Almost. What happens is that there is a queue of data IO
completions on q0, say w1...wN where wX is in the middle of the
queue. wX requires lock A, but lock A is held by a a transaction
commit that is blocked by IO completion t1 on q1. The dependency
chain we then have is:
wX on q0 -> lock A -> t1 on q1
To prevent wX from blocking q0, when lock A is not gained, we
requeue wX to the tail of q0 such that the queue is not wX+1..wN,wX.
this means that wX will not block completion processing of data IO.
If wX is the only work on q0, then to stop the work queue from
spinning processing wX, queueing wX, processing wX.... there is a
delay(1) call to allow some time for other IOs to complete to occur
before trying again to process wX again.
At some point, q1 is processed and t1 is run and lock A
released.
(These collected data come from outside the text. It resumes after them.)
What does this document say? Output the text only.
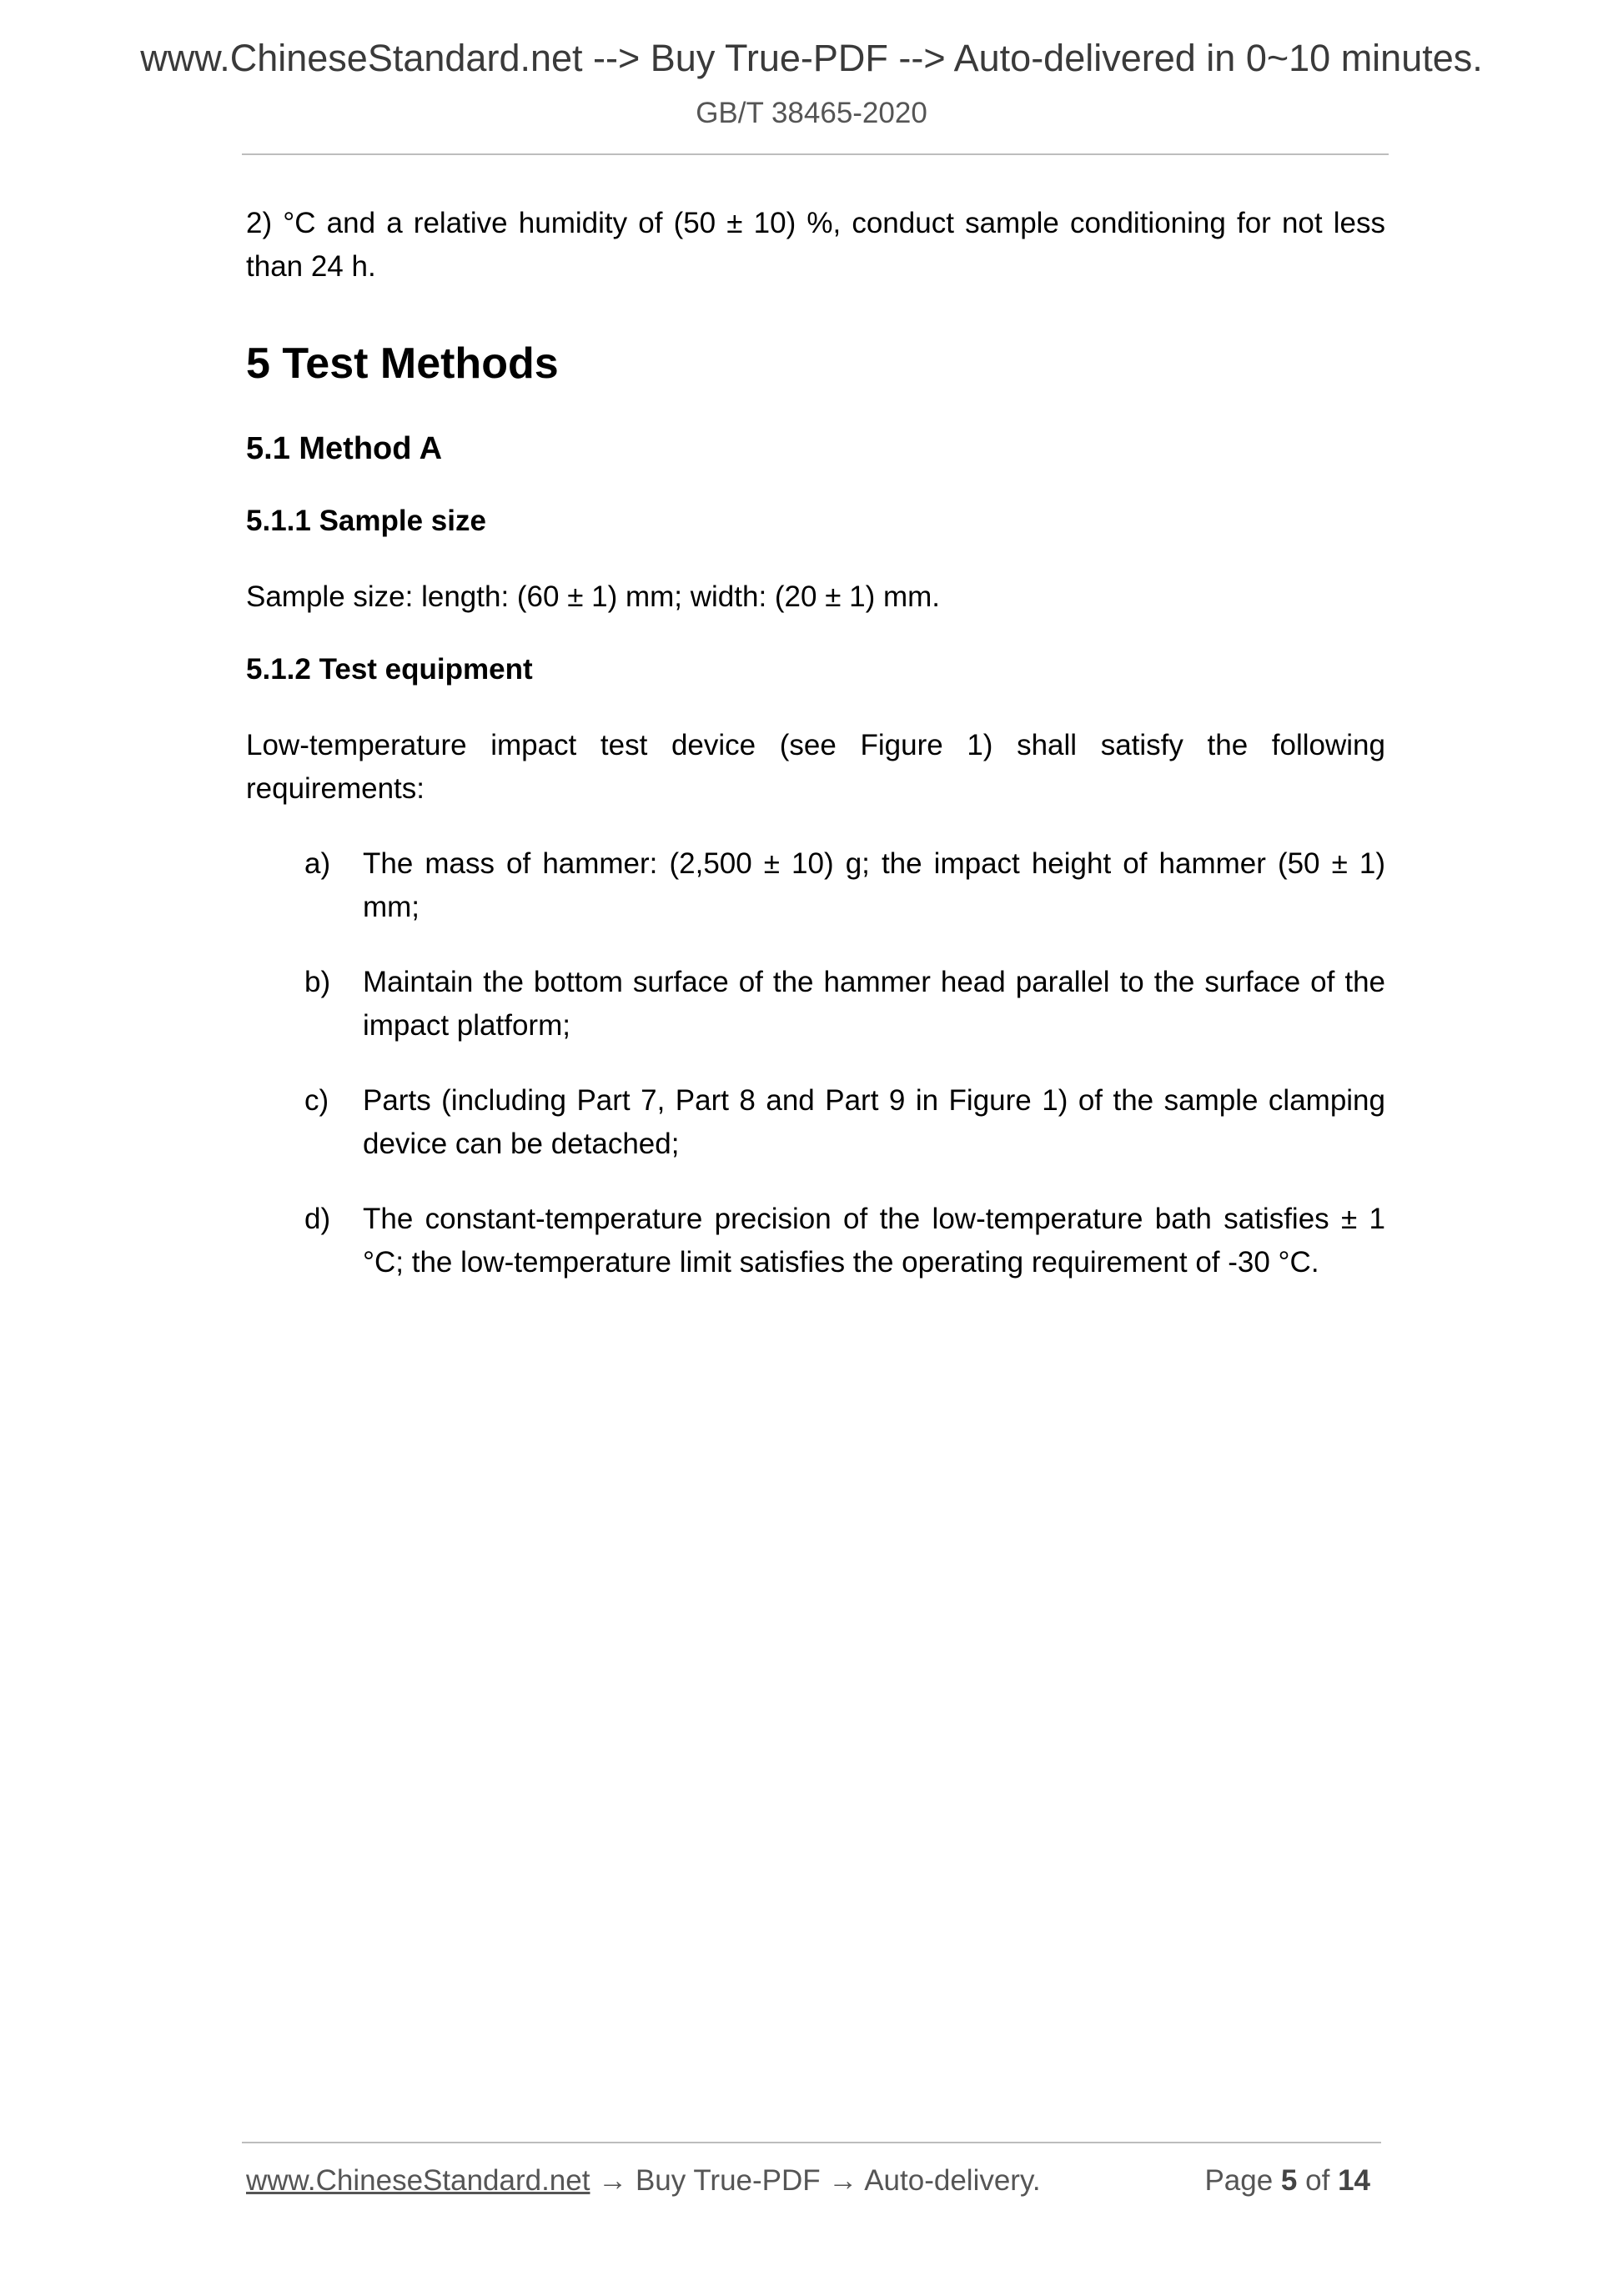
www.ChineseStandard.net --> Buy True-PDF --> Auto-delivered in 0~10 minutes.
GB/T 38465-2020

2) °C and a relative humidity of (50 ± 10) %, conduct sample conditioning for not less than 24 h.

5 Test Methods
5.1 Method A
5.1.1 Sample size

Sample size: length: (60 ± 1) mm; width: (20 ± 1) mm.

5.1.2 Test equipment

Low-temperature impact test device (see Figure 1) shall satisfy the following requirements:

a) The mass of hammer: (2,500 ± 10) g; the impact height of hammer (50 ± 1) mm;
b) Maintain the bottom surface of the hammer head parallel to the surface of the impact platform;
c) Parts (including Part 7, Part 8 and Part 9 in Figure 1) of the sample clamping device can be detached;
d) The constant-temperature precision of the low-temperature bath satisfies ± 1 °C; the low-temperature limit satisfies the operating requirement of -30 °C.
www.ChineseStandard.net → Buy True-PDF → Auto-delivery.	Page 5 of 14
Once this happens, wX will gain lock A and finish the
completion and be freed.
The issue I appear to be seeing is that while q0 is doing:
wX -> requeue on q0 -> delay(1) -> wX -> requeue q0 -> wX
q1 which contains t1 is never getting processed, and hence the q0/wX
loop is never getting broken.
> Also, how
> does delay(1) help with chewing up CPU? Are you talking about
> avoiding constant lock/unlock ops starving other lockers? In such
> case, wouldn't cpu_relax() make more sense?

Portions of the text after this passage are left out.